Let's see here. I have things to say but I don't know where to begin. I have things on my heart but I don't know which words should be used to best describe them.
I rode my bicycle today. I am getting used to new things. Shifters, saddle and handlebar placement. Settling into this contraption that propels me from one place to another. From one season to another... I remember riding different bikes. How much we really do get to know ourselves and our bodies when it comes down to riding on something that is not the one God truly blessed you with. Almost like a wand from Olivanders.

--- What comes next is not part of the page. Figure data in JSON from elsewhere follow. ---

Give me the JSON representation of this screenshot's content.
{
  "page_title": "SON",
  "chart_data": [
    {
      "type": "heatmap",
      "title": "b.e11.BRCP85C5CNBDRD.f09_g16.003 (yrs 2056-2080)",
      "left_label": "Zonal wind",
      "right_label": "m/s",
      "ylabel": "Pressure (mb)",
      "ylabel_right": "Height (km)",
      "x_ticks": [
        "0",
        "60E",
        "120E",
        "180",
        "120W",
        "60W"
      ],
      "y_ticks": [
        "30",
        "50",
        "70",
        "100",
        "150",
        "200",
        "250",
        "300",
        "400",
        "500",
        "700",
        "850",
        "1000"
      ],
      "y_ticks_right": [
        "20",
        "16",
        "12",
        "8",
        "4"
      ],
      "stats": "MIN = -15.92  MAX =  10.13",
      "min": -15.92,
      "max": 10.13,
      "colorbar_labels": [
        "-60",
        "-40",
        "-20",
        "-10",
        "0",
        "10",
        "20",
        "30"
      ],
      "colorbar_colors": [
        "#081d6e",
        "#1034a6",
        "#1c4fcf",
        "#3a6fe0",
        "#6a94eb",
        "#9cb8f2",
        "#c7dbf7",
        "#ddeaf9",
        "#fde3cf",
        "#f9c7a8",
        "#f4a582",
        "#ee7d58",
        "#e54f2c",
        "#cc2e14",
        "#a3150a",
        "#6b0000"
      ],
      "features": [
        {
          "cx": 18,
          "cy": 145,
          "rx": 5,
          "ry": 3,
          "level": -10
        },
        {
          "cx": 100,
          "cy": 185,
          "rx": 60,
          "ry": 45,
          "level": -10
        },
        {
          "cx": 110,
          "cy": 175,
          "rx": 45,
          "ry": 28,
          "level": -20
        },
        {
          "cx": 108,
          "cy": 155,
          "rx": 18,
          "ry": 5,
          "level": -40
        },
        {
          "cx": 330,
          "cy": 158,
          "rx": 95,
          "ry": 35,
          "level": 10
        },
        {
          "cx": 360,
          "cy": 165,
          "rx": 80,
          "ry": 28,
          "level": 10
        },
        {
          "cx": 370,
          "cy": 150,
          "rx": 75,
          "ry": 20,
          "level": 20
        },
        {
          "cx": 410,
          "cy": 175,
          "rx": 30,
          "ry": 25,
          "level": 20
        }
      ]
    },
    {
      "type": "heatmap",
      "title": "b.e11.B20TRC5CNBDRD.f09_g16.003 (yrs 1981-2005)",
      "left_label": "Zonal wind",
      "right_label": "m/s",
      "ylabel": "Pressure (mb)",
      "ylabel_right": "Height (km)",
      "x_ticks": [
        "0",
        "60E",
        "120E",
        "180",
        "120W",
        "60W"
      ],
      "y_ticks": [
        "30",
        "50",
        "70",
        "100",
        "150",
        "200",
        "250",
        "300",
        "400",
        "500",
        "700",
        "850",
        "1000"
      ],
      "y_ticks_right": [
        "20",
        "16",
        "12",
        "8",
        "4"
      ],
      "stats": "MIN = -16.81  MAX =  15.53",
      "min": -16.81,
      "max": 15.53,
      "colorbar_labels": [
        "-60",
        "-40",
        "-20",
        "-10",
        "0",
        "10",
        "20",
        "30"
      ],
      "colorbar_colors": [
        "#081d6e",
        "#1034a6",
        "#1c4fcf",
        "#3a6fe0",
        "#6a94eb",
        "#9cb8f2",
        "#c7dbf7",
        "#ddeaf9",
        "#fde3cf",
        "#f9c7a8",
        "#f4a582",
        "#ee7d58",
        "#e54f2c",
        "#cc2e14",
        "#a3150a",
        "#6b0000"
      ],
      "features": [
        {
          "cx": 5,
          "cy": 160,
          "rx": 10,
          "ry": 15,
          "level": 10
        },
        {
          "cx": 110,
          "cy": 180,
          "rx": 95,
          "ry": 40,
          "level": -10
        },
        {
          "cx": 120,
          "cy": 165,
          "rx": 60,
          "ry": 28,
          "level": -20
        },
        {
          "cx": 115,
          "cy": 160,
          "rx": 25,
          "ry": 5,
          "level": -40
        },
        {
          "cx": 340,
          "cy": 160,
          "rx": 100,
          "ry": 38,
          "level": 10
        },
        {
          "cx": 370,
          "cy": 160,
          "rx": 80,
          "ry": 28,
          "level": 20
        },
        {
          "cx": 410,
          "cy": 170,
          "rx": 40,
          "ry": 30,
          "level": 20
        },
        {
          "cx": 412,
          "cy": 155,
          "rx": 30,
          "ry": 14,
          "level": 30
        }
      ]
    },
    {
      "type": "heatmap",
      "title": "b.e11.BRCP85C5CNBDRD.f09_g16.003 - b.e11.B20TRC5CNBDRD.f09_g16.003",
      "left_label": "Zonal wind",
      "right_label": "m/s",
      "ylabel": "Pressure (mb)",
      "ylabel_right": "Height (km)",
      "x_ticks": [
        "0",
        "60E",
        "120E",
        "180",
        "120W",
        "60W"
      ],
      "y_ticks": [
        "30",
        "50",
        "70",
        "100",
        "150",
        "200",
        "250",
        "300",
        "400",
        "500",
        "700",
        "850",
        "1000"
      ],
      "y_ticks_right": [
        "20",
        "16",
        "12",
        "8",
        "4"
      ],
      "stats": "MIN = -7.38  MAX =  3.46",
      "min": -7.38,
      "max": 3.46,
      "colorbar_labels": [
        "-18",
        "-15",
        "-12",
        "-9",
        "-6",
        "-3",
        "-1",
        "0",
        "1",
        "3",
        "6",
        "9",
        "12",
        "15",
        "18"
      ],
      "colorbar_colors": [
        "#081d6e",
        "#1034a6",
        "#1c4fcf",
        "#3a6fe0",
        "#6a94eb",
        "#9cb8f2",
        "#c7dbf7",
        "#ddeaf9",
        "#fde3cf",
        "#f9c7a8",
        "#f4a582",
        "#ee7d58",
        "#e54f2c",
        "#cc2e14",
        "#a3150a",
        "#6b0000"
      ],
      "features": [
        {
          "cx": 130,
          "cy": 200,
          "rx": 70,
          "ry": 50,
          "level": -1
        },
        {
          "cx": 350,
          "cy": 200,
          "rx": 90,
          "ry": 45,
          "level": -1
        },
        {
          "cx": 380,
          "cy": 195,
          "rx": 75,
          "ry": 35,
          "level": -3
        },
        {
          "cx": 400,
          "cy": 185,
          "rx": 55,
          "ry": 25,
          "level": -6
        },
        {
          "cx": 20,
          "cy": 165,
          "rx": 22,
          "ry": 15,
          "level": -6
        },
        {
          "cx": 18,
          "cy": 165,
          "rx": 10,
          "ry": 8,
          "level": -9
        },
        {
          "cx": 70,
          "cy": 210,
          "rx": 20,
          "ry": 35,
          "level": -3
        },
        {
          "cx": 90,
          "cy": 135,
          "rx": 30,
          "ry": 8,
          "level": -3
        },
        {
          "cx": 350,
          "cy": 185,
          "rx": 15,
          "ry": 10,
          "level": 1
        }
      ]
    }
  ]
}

I recalled my first ever team ride heading to Seattle and how exciting yet odd it felt. I remembered the feeling as we rode to Rockaway beach and ran to the ocean. How much life changes in 8 weeks. I put my fingers up and 8 is not 10. But 8 is still a lot. and with in that 8 weeks new discoveries were made and it will happen again and again and again through out even shorter seasons of life.
I hit the road in less than two weeks to begin the trek from Minnesota to Washington (washing tongue).
I've begun packing up my room into the same boxes I pack these things into every 6 months it seems, sometimes less. These happenings cause me to look into the photographs in which I pin up and tear down often and it is fun to have these people in my room constantly. To have them reminding me who they are, who I am and why I am again diving into this rather nomadic lifestyle, adding another layer of this story to the depths of my soul.
If there is one thing I have realized in my encounter with life, it is this; God is faithful and He knows how we are built and what we need. God continues to put these kinds of things in people form in my life. and I am very excited to begin the trek. Truth, depth and growth. With others who have been delicately placed into our lives. And with the weeks that have been following up to these moments and that will lead up to when we are all standing in the flesh with one another. It will be joyful.
Though I have experienced something like this before. This tour this Summer I have never experienced. Because it hasn't happened yet. So my expectations are simply this, I have none. Just memories of places and faces with the strength and will of God propelling me forward through these miles and smiles of individuals who I will see many layers to their stories and souls as the journey commences. I am already very thankful.
I am already very thankful again that God has given us temples for Him to work through, to strengthen and to show the forces of His love and compassion. He builds the story with in us as we see each hill and make the climb. He builds our hope and sees it through to it's completion. It will be completed. I am thankful for the once in a life time opportunity that has turned into twice. Knowing that I have been given the choice to follow or to disobey. He will push me further and harder than I ever could imagine and I am so thankful for that to know that through suffering there is joy. And through suffering there is triumph and celebration that the hope in which I ride for is the same hope that fuels the lives of so many others.
Let these legs be blessed and His strength and love overflowing through all of us that leaves a trail and soaks those who surround us in these 3,448 miles that we will be propelled across... Like wings on Eagles.